For Zevra Therapeutics and its rare neurodegenerative disease med arimoclomol, the second time’s the charm.
Friday, the FDA approved Zevra’s arimoclomol capsules to treat the rare lysosomal storage disorder Niemann-Pick disease type C (NPC) in conjunction with Johnson & Johnson’s enzyme inhibitor miglustat, also known as Zavesca.
Arimoclomol, which will fly under the brand name Miplyffa, is now the first FDA-approved therapy for NPC, Zevra said in a release.
The drug is specifically cleared to treat neurological manifestations of NPC in adults and kids ages 2 and up. Zevra picked up the green light after arimoclomol was rejected by the FDA in 2021 over aspects of the lone clinical trial used to support the drug’s application.
NPC, which Zevra estimates affects nearly 900 people in the U.S., prevents the body from moving and using cholesterol and other lipids in cells. This causes a buildup of cholesterol and other lipids in the liver, spleen or lungs. People with NPC only live for about 13 years on average, the FDA noted in a separate release.
The disease can weigh heavily on patients’ speech, cognition, swallowing, movement and fine motor skills, Zevra said.
With an approval in hand, Zevra says it will “immediately” kick off launch activities for Miplyffa, which the company expects to hit U.S. pharmacy shelves in the next eight to 12 weeks.

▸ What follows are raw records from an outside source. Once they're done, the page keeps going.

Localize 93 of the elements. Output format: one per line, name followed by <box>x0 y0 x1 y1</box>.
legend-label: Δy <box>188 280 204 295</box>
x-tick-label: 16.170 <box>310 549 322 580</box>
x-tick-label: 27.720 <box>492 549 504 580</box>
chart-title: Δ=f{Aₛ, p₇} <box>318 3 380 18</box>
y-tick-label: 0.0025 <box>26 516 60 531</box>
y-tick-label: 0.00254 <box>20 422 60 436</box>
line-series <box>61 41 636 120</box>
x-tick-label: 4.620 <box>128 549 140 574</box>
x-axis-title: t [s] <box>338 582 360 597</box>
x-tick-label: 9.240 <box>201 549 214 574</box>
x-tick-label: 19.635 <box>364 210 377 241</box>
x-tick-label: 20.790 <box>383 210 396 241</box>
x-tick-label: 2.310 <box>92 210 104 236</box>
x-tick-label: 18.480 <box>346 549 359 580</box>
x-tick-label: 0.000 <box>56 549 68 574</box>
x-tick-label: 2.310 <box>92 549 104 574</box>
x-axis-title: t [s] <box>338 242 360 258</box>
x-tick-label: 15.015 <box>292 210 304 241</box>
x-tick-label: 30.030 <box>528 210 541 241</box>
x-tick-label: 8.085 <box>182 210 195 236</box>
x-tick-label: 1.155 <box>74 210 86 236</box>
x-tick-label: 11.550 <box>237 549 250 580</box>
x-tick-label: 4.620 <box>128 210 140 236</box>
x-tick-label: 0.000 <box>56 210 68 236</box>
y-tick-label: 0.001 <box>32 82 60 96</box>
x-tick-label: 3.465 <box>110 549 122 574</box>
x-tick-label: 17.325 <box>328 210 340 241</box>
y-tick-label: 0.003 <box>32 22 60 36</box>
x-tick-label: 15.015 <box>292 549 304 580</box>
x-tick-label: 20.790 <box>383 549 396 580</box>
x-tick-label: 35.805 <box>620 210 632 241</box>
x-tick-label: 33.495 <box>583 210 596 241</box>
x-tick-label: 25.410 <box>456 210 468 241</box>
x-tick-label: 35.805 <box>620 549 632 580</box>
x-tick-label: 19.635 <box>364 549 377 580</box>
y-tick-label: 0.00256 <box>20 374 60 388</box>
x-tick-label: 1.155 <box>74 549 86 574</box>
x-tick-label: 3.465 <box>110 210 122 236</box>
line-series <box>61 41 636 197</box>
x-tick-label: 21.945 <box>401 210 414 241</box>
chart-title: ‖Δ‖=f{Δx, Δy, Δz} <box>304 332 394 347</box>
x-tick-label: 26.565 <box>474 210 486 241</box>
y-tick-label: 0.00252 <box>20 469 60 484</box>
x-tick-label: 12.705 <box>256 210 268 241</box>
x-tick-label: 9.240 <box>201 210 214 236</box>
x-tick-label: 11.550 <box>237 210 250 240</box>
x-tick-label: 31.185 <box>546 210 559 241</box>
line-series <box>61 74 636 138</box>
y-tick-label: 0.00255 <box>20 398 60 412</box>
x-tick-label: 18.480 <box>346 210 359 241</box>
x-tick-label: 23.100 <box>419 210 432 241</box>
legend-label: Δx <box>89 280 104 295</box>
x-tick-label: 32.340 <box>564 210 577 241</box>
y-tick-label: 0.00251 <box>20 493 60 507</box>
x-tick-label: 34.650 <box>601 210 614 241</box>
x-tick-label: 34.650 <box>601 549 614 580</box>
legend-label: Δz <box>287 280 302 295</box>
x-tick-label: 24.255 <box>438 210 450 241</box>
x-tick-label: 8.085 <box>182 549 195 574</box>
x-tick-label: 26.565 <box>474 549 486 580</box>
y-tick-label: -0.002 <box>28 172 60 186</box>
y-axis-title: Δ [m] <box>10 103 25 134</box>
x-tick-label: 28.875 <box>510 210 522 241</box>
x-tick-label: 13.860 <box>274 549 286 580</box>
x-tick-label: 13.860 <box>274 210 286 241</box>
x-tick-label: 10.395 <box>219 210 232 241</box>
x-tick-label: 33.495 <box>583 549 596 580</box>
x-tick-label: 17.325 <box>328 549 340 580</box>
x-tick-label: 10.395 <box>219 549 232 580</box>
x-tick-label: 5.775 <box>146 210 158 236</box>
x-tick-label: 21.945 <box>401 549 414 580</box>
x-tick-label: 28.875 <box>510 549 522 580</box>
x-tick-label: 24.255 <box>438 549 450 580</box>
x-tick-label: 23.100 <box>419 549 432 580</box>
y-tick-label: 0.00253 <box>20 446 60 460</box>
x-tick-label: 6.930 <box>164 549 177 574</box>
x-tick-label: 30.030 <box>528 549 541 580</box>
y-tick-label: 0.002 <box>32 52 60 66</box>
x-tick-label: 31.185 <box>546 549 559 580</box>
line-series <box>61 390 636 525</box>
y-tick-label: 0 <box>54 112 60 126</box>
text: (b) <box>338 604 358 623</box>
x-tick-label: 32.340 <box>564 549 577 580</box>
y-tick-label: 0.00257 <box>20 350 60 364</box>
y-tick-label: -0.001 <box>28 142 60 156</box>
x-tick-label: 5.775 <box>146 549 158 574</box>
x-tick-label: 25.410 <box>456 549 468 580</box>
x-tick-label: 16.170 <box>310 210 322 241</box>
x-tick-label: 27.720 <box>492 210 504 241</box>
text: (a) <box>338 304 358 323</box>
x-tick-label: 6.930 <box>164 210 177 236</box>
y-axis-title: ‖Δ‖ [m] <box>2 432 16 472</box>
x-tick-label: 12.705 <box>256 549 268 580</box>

To help people with NPC get their hands on the drug, Zevra has launched a patient support program dubbed AmplifyAssist, which will feature personalized insurance coverage education and support, copay and alternate funding assistance and more.
The company has also won a priority review voucher in conjunction with the green light.
The FDA’s approval leveraged data from a yearlong, placebo-controlled study in patients 2 to 19 years old. Seventy-six percent of patients in the Miplyffa group and 81% of those in the placebo cohort received miglustat as part of their routine care.
In the trial, Miplyffa plus miglustat halted disease progression through 12 months of treatment as shown by a 0.2 point decrease from baseline on the rescored 4-domain NPC Clinical Severity Scale (R4DNPCCSS). By comparison, patients in the trial’s control arm saw 1.9 points of progression on the scale, which examines metrics identified as most relevant for NPC patients, including ambulation, speech, swallowing and fine motor skills, according to the FDA.
Zevra also furnished the FDA with additional data from a 48-month, open-label extension study that suggested improved outcomes on Miplyffa according to a natural history comparison of the disease from the National Institutes of Health.
Miplyffa is taken by mouth three times a day, and its dosing is dependent upon a patient’s body weight. The drug’s prescribing info contains a warning for hypersensitivity reactions including hives and swelling under the skin, the FDA said.
The original approval bid for Miplyffa hinged on data from the study CT-ORZYNPC-002, which utilized a different measure of disease severity known as the 5-domain NPC Clinical Severity Scale (5DNPCCSS).
In the FDA’s 2021 complete response letter, the agency challenged the interpretability of that particular scale, specifically bringing its validity and reliability into question.
Zevra ultimately returned to the FDA with a rescored scale and more results from its study in December 2023.
Miplyffa’s approval prospects started looking up following a meeting of the FDA’s Genetic Metabolic Diseases Advisory Committee earlier this summer. At the time, the outside experts voted 11 to 5 in favor of the efficacy of Zevra’s drug.
Despite the overall favorable vote, many of the panel members were torn on the medicines’ efficacy package.
“I voted yes but it was a very reluctant yes,” private consultant Jonathan Mink, M.D., Ph.D., said during the meeting. “I found the effect size to be small and the strength of the data to be weak, but overall the bulk of the data favored a slightly positive effect.”
Many panelists pointed to the high unmet need in NPC in justifying their "yes" votes.
While Miplyffa will have the market to itself when it comes to neurological manifestations of NPC, it’s not entirely alone in the field.
Back in August 2022, Sanofi scored an FDA nod for its infusion Xenpozyme for non-central nervous system manifestations of Niemann-Pick, also known as acid sphingomyelinase deficiency (ASMD).
Xenpozyme is a hydraulic lysosomal enzyme replacement therapy that reduces the accumulation of sphingomyelin. The drug isn’t thought to be able to cross the blood-brain barrier or modulate CNS manifestations of ASMD, Sanofi said at the time.